Quantum Dot Laser Diodes emitting 1.57∼1.67μm at Room Temperature Grown by Block Copolymer Lithography and Selective Area MOCVD

Abstract

Semiconductor Laser diodes (LD) employing quantum dot (QD) active regions have attracted attention due to the theoretical predictions: low threshold current density and low temperature sensitivity originated from the delta-function-like density of states and small active volume [1]. However, while high performance devices have been demonstrated, the realization of all the predicted advantages has remained challenging.

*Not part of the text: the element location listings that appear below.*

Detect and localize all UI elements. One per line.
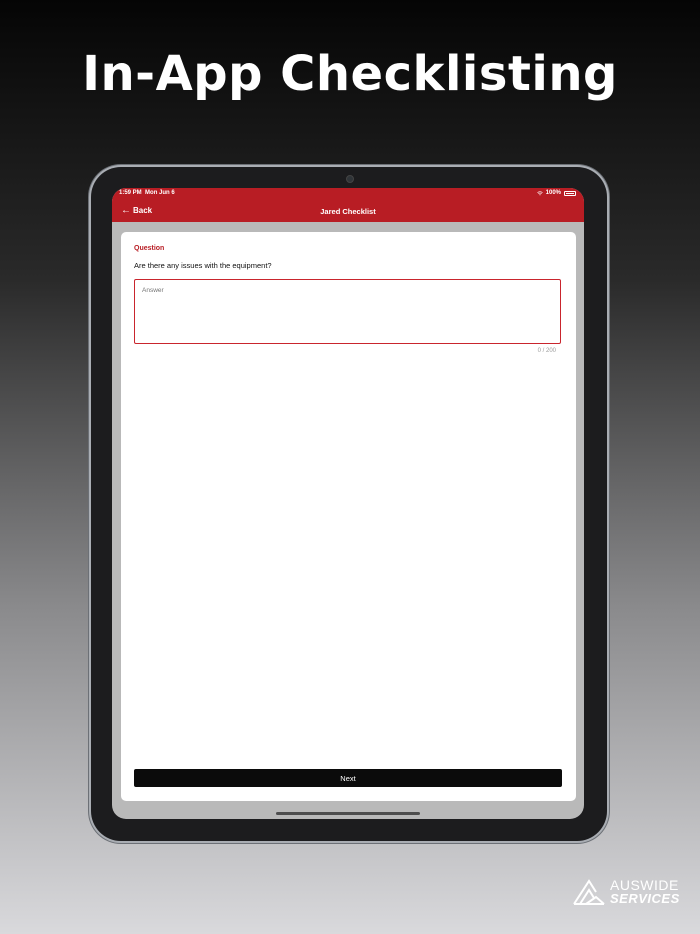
home-indicator <box>276 812 420 815</box>
logo-line1: AUSWIDE <box>610 877 679 893</box>
camera-icon <box>346 175 354 183</box>
auswide-services-logo: AUSWIDE SERVICES <box>572 877 680 907</box>
tablet-screen: 1:59 PM Mon Jun 6 100% ← Back Jared Chec… <box>112 188 584 819</box>
next-button[interactable]: Next <box>134 769 562 787</box>
status-time: 1:59 PM Mon Jun 6 <box>119 190 175 196</box>
answer-input[interactable] <box>134 279 561 344</box>
character-counter: 0 / 200 <box>537 348 556 354</box>
logo-mark-icon <box>573 879 605 905</box>
question-label: Question <box>134 245 165 252</box>
tablet-frame: 1:59 PM Mon Jun 6 100% ← Back Jared Chec… <box>91 167 607 841</box>
battery-icon <box>564 190 576 196</box>
headline: In-App Checklisting <box>82 46 618 102</box>
battery-percent: 100% <box>545 190 561 196</box>
wifi-icon <box>536 190 543 195</box>
question-card: Question Are there any issues with the e… <box>121 232 576 801</box>
page-title: Jared Checklist <box>320 207 376 216</box>
app-header: 1:59 PM Mon Jun 6 100% ← Back Jared Chec… <box>112 188 584 222</box>
logo-line2: SERVICES <box>610 891 680 906</box>
status-time-text: 1:59 PM <box>119 190 142 196</box>
status-indicators: 100% <box>536 190 576 196</box>
question-text: Are there any issues with the equipment? <box>134 261 272 270</box>
logo-text: AUSWIDE SERVICES <box>610 878 680 906</box>
status-date-text: Mon Jun 6 <box>145 190 175 196</box>
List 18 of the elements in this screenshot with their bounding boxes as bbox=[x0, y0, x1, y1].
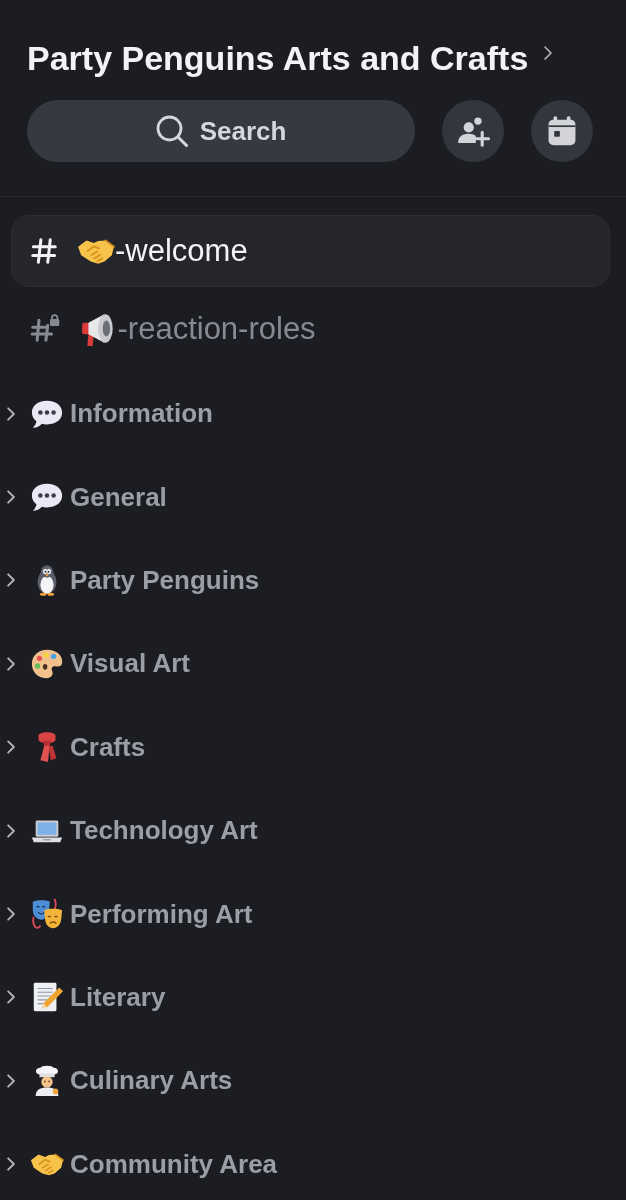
category-item[interactable]: Community Area bbox=[0, 1122, 626, 1200]
theater-masks-icon bbox=[30, 897, 64, 932]
person-add-icon bbox=[456, 114, 490, 148]
category-item[interactable]: Culinary Arts bbox=[0, 1039, 626, 1123]
category-item[interactable]: Crafts bbox=[0, 705, 626, 789]
search-icon bbox=[155, 115, 188, 147]
category-item[interactable]: Technology Art bbox=[0, 788, 626, 873]
category-item[interactable]: Visual Art bbox=[0, 622, 626, 706]
category-item[interactable]: Party Penguins bbox=[0, 538, 626, 623]
server-name-button[interactable]: Party Penguins Arts and Crafts bbox=[27, 38, 553, 78]
channel-item[interactable]: -reaction-roles bbox=[11, 293, 610, 365]
search-button[interactable]: Search bbox=[27, 100, 415, 162]
category-item[interactable]: General bbox=[0, 455, 626, 539]
chevron-icon bbox=[544, 46, 553, 60]
category-item[interactable]: Performing Art bbox=[0, 872, 626, 956]
category-item[interactable]: Information bbox=[0, 372, 626, 456]
channel-item[interactable]: -welcome bbox=[11, 215, 610, 287]
category-item[interactable]: Literary bbox=[0, 955, 626, 1040]
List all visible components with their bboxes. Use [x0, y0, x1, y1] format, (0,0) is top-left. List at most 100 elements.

Self-assembled QDs grown by Stranski-Krastanov (SK) growth mode can suffer from an inhomogeneity in the QD size distribution, as well as an inherent wetting layer [2]. In particular, the InAs QD formation on InP substrates for the emission wavelength near the telecom C-band (1.55μm) remains quite challenging, compared to that emitting near telecom O-band (1.3 μm) grown on GaAs substrate because of the smaller driving force for the nucleation of InAs QDs, stemming from the smaller lattice mismatch on InP [3]. On the other hand, nanopatterning and selective metalorganic chemical vapor deposition (MOCVD) growth offer a more controllable pathway for QD formation, allowing the QD size to be decoupled from the strain state of the material. This process results in the formation of dense arrays of wetting-layer-free QDs, although the challenges stemming from surface state formation and efficient carrier injection into the QDs have remained problematic issues [4]. Here, we report the first demonstration of laser diodes operating at RT, employing an In 0.8 Ga 0.2 As QD active region formed by nanopatterning and selective growth on InP substrate. The QDs are formed in close proximity to an In 0.53 Ga 0.47 As carrier collecting QW, which are schematically represented in Fig. 1 (a). The LDs employ an active region consisting of a dense single-layer array of compressively-strained In 0.8 Ga 0.2 As QDs (Density ∼ 5–6× 1010 cm−2), as shown in Fig. 1. (b)